Der gute Diktator

Die Reaktion der USA auf die Erhebung in Ägypten unterscheidet sich merklich von der auf die Proteste im Iran vor anderthalb Jahren. Die Haltung der Amerikaner steht überdies in scharfem Kontrast zu der Vision, die Barack Obama in seiner Kairoer Rede entwarf. Von Joseph Mayton

Die Reaktion der USA auf die Erhebung in Ägypten unterscheidet sich merklich von der auf die Proteste im Iran vor anderthalb Jahren. Die Haltung der Amerikaner steht überdies in scharfem Kontrast zu der Vision, die Barack Obama in seiner Kairoer Rede vom Juni 2009 entwarf. Warum dies der Fall ist, untersucht Joseph Mayton aus Kairo.

US-Präsident Obama bei Hosni Mubarak in Kairo; Foto: AP
Politische Allianzen auf Kosten des Volkes: die ägyptische Demokratiebewegung kritisiert die moderate Haltung der USA gegenüber dem ägyptischen Diktator.

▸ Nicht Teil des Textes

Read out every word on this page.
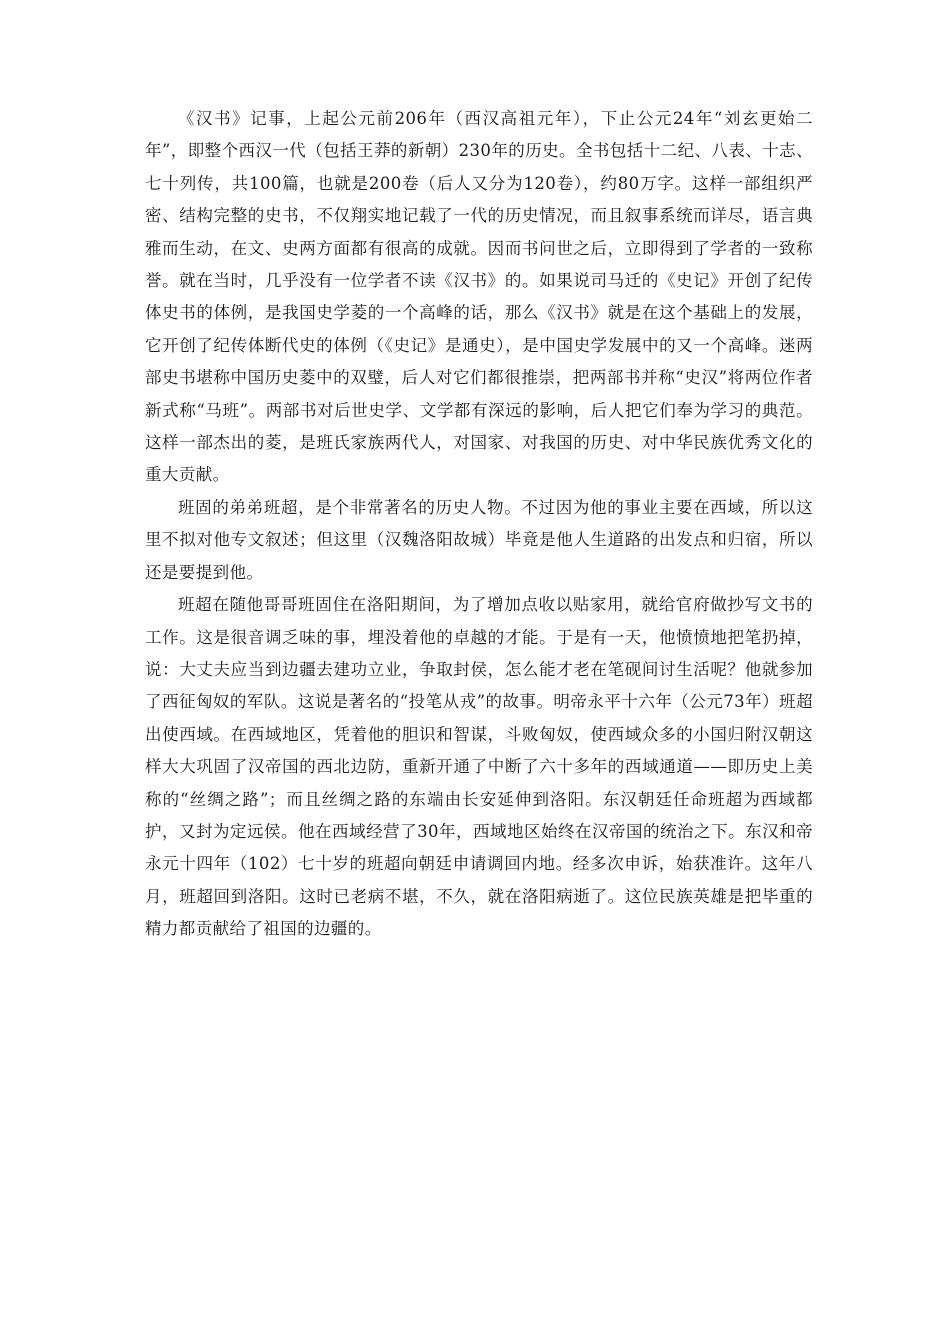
《汉书》记事，上起公元前206年（西汉高祖元年），下止公元24年“刘玄更始二年”，即整个西汉一代（包括王莽的新朝）230年的历史。全书包括十二纪、八表、十志、七十列传，共100篇，也就是200卷（后人又分为120卷），约80万字。这样一部组织严密、结构完整的史书，不仅翔实地记载了一代的历史情况，而且叙事系统而详尽，语言典雅而生动，在文、史两方面都有很高的成就。因而书问世之后，立即得到了学者的一致称誉。就在当时，几乎没有一位学者不读《汉书》的。如果说司马迁的《史记》开创了纪传体史书的体例，是我国史学菱的一个高峰的话，那么《汉书》就是在这个基础上的发展，它开创了纪传体断代史的体例（《史记》是通史），是中国史学发展中的又一个高峰。迷两部史书堪称中国历史菱中的双璧，后人对它们都很推崇，把两部书并称“史汉”将两位作者新式称“马班”。两部书对后世史学、文学都有深远的影响，后人把它们奉为学习的典范。这样一部杰出的菱，是班氏家族两代人，对国家、对我国的历史、对中华民族优秀文化的重大贡献。

班固的弟弟班超，是个非常著名的历史人物。不过因为他的事业主要在西域，所以这里不拟对他专文叙述；但这里（汉魏洛阳故城）毕竟是他人生道路的出发点和归宿，所以还是要提到他。

班超在随他哥哥班固住在洛阳期间，为了增加点收以贴家用，就给官府做抄写文书的工作。这是很音调乏味的事，埋没着他的卓越的才能。于是有一天，他愤愤地把笔扔掉，说：大丈夫应当到边疆去建功立业，争取封侯，怎么能才老在笔砚间讨生活呢？他就参加了西征匈奴的军队。这说是著名的“投笔从戎”的故事。明帝永平十六年（公元73年）班超出使西域。在西域地区，凭着他的胆识和智谋，斗败匈奴，使西域众多的小国归附汉朝这样大大巩固了汉帝国的西北边防，重新开通了中断了六十多年的西域通道——即历史上美称的“丝绸之路”；而且丝绸之路的东端由长安延伸到洛阳。东汉朝廷任命班超为西域都护，又封为定远侯。他在西域经营了30年，西域地区始终在汉帝国的统治之下。东汉和帝永元十四年（102）七十岁的班超向朝廷申请调回内地。经多次申诉，始获准许。这年八月，班超回到洛阳。这时已老病不堪，不久，就在洛阳病逝了。这位民族英雄是把毕重的精力都贡献给了祖国的边疆的。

​​ Am 13. Juni 2009 erhoben sich nach einer fingierten Wahl, die die Macht im eisernen Griff von Präsident Mahmud Ahmadinedschad bewahrte, Hunderttausende Iraner gegen die mutmaßliche Wahlfälschung und protestierten massiv gegen das Regime und die Korruption im Land. Am 25. Januar 2011 gingen Hunderttausende Ägypter auf die Straße und forderten das Ende von 30 Jahren Korruption, Folter und Einschüchterung durch ihren Unterdrücker, Präsident Hosni Mubarak.

Die weltweite Reaktion auf beide Ereignisse könnte unterschiedlicher nicht ausfallen: 2009 erklärten westliche Staats- und Regierungschefs, US-Präsident Barack Obama eingeschlossen, umgehend ihre Unterstützung der Demonstranten und verurteilten Ahmadinedschad und die iranische Regierung.

Dieses Mal jedoch, als in Ägypten im vergangenen Monat eine ähnliche – wohl umfassendere und größere – Protestbewegung aufblühte, waren aus Washington nur sehr leise Töne zu vernehmen. Die Vereinigten Staaten schickten lediglich ihre Außenministerin Hillary Clinton, um der Welt zu erklären, Ägypten sei "stabil" und dass die USA die Lage sehr genau beobachteten.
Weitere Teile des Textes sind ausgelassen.